Product specifications

Table Of Contents
D–Troubleshooting
System Administration Troubleshooting
IB6054601-00 H D-9
A
System Administration Troubleshooting
The following sections provide details on locating problems related to system
administration.
Broken Intermediate Link
Sometimes message traffic passes through the fabric while other traffic appears
to be blocked. In this case, MPI jobs fail to run.
In large cluster configurations, switches may be attached to other switches to
supply the necessary inter-node connectivity. Problems with these inter-switch (or
intermediate) links are sometimes more difficult to diagnose than failure of the
final link between a switch and a node. The failure of an intermediate link may
allow some traffic to pass through the fabric while other traffic is blocked or
degraded.
If you notice this behavior in a multi-layer fabric, check that all switch cable
connections are correct. Statistics for managed switches are available on a
per-port basis, and may help with debugging. See your switch vendor for more
information.
Two diagnostic tools, ibhosts and ibtracert, may also be helpful. The tool
ibhosts lists all the InfiniBand nodes that the subnet manager recognizes. To
check the InfiniBand path between two nodes, use the ibtracert command.
Performance Issues
The following sections discuss known performance issues.

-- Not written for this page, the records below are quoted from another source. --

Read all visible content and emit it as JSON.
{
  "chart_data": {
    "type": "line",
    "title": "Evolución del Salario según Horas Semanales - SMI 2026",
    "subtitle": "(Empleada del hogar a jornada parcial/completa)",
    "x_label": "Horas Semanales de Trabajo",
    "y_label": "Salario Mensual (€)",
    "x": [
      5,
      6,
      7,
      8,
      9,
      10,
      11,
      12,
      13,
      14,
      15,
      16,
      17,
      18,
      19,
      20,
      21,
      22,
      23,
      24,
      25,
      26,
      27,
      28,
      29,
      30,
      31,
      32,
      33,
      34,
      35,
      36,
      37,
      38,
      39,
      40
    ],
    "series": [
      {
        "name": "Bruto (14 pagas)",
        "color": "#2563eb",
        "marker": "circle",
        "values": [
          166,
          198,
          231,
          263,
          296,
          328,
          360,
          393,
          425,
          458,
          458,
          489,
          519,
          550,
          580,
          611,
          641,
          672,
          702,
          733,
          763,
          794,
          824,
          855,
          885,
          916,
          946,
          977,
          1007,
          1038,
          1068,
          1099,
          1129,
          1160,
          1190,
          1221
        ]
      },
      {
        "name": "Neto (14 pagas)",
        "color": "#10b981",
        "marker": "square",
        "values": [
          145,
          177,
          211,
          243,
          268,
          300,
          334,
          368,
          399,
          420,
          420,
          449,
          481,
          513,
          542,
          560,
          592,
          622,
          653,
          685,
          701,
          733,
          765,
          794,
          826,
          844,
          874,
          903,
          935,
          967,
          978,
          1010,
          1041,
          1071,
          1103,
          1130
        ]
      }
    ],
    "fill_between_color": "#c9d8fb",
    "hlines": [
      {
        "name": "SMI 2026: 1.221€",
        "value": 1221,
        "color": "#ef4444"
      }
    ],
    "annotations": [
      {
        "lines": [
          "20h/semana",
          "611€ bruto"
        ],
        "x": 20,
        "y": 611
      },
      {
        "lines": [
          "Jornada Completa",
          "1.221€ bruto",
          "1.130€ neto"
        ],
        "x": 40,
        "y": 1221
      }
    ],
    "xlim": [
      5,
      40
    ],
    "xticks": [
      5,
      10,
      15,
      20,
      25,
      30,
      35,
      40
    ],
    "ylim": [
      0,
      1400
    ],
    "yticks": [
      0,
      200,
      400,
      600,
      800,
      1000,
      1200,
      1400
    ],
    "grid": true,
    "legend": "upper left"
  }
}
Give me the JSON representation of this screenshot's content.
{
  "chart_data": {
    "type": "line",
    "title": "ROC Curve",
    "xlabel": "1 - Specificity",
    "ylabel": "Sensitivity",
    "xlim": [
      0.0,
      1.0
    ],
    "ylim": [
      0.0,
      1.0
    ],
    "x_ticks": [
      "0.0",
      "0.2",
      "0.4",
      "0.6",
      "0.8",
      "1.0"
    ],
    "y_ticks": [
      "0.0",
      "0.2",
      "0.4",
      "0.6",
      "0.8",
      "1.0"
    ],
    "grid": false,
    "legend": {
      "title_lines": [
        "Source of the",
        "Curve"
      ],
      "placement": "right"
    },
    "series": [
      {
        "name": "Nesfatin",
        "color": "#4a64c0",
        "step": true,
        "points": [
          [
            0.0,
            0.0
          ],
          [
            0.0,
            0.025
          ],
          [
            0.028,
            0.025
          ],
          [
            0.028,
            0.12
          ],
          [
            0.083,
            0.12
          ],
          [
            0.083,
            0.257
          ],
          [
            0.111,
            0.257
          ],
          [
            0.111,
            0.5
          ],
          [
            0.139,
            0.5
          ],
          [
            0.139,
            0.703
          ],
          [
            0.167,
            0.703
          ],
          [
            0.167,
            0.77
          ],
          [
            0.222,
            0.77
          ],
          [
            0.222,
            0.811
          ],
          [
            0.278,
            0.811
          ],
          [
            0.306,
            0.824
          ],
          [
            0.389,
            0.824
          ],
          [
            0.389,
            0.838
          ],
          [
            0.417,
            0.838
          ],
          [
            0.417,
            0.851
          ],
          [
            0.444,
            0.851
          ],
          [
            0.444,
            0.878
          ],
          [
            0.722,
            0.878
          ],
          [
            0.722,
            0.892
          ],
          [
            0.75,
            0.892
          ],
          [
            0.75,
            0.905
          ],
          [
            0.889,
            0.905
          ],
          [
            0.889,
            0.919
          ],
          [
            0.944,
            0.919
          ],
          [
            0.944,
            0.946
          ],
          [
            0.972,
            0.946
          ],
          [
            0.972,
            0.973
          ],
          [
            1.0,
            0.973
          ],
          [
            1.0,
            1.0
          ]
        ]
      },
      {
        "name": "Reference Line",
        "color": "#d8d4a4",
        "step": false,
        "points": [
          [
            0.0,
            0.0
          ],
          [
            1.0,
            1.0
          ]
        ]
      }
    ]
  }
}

Unexpected Low Bandwidth or Poor Latency
If MTRR mapping is used for write combining (instead of the PAT mechanism), the
BIOS must be set to Discrete if there is 4GB or more memory in the system; it
affects where the PCI, PCIe, and HyperTransport I/O Base Address Registers
(BARs) are mapped. If there is 4GB or more memory in the system, and the
MTRR mapping is not set to Discrete, the bandwidth will be very low (under
250 MBps) on anything that normally runs near full bandwidth over the QHT7140
and QLE7140 adapters.
Since QLE7240 and QLE7280 adapters use SendDMA rather than PIO for larger
messages, peak message bandwidth is no longer a symptom of this problem. In
this case, it appears as poor latency with small (less than 8K) messages.